Ah, ja klar - macht Sinn!


----------



## xPR1M3 (30. Januar 2019)

Was sagt ihr zu dem Monitor? Definitiv die besser Wahl statt dem ASUS MG278Q oder?

Grad bei notebooksbilliger für nur 428€ (Rabatt schon abgezogen):
Acer Predator XB271HUAbmiprz - 69 cm (27 Zoll), LED, NVidia G-Sync, 165Hz, WQHD, Höhenverstellung, DisplayPort bei notebooksbilliger.de


----------



## takan (30. Januar 2019)

ich hab den 279q von asus, besser als mein alter ips von lg, naja war auch doppelt so teuer. 
er hat (leider?) nur freesync, aber ich find ich gut.


----------



## xPR1M3 (31. Januar 2019)

Also ich hab mir gestern tatsächlich den Acer Predator XB271HUA bestellt, weil das dann doch ein echt gutes Angebot war. Hab eben nochmal rein geschaut und er ist auch schon ausverkauft - Glück gehabt 

Jetzt mal die Lieferung abwarten...


----------



## xPR1M3 (5. Februar 2019)

Soo... der Monitor ist jetzt seit drei Tagen da und ich bin soweit sehr zufrieden.

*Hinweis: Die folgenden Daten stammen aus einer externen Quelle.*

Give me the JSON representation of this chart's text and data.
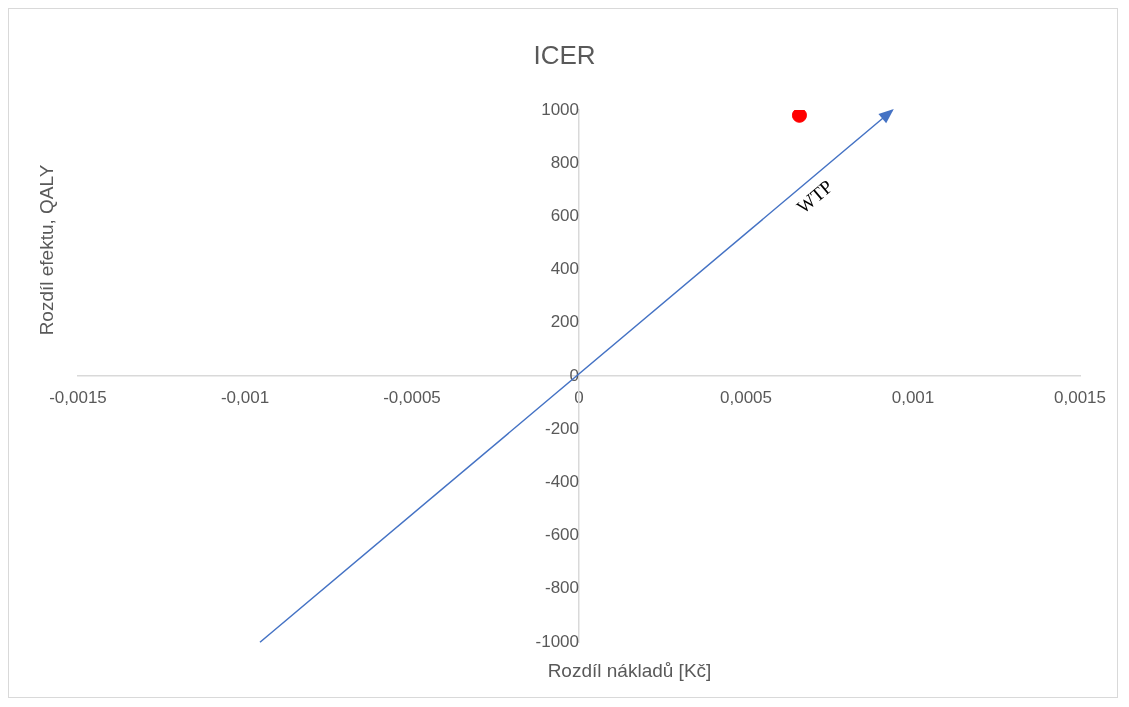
{
  "chart_data": {
    "type": "scatter",
    "title": "ICER",
    "xlabel": "Rozdíl nákladů [Kč]",
    "ylabel": "Rozdíl efektu, QALY",
    "xlim": [
      -0.0015,
      0.0015
    ],
    "xticks": [
      {
        "value": -0.0015,
        "label": "-0,0015"
      },
      {
        "value": -0.001,
        "label": "-0,001"
      },
      {
        "value": -0.0005,
        "label": "-0,0005"
      },
      0,
      {
        "value": 0.0005,
        "label": "0,0005"
      },
      {
        "value": 0.001,
        "label": "0,001"
      },
      {
        "value": 0.0015,
        "label": "0,0015"
      }
    ],
    "ylim": [
      -1000,
      1000
    ],
    "yticks": [
      -1000,
      -800,
      -600,
      -400,
      -200,
      0,
      200,
      400,
      600,
      800,
      1000
    ],
    "grid": false,
    "legend": false,
    "marker": "circle",
    "annotations": [
      "WTP"
    ],
    "series": [
      {
        "color": "#ff0000",
        "x": [
          0.00066
        ],
        "values": [
          980
        ]
      }
    ]
  }
}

Was ich euch noch als Tipp mitgeben kann ist, dass ihr beim Kauf eines 27" Monitors mit TN Panel tatsächlich auf die Entfernung zwischen Augen und Monitor achten solltet. Wenn ich den neuen Monitor genau auf den Punkt gestellt habe, wo auch mein alter stand, hab ich Probleme mit den Blickwinkeln bekommen. Da ich auf meinem Schreibtisch noch ein bisschen Luft nach hinten hatte, konnte ich das Problem aber recht leicht beheben.

Jetzt hab ich noch zwei Fragen:

1. Um G-Sync richtig nutzen zu wollen muss man ja in den Games einen Limiter auf 144fps setzen. Jetzt meinte ein Kumpel das es besser wäre den Limiter auf 142 bzw. 143 FPS zu setzen, aber er konnte mir nicht erklären warum... Wisst ihr warum? Oder stimmt das gar nicht?

2. Ich hab die Möglichkeit meinen Monitor auf 165hz zu "übertakten". Hat das irgendwelche Nachteile? Oder ist es besser den Monitor mit den nativen 144hz zu betreiben?


----------



## PCGH_Manu (5. Februar 2019)

1. Weil du bei genau 144 Fps Vsync-bedingten Input Lag erhältst oder ohne Vsync eben Tearing. Kein Limiter funktioniert perfekt, daher einige Fps drunter setzen.

1. Nimm 165 Hz, sollte genau so gut problemlos funktionieren. Es gibt eigentlich keinen Grund, hier nicht zu übertakten. Hier gilt dasselbe fürs Fps-Limit.


----------



## xPR1M3 (6. Februar 2019)

Gecheckt! Vielen Dank für eure Hilfe.


----------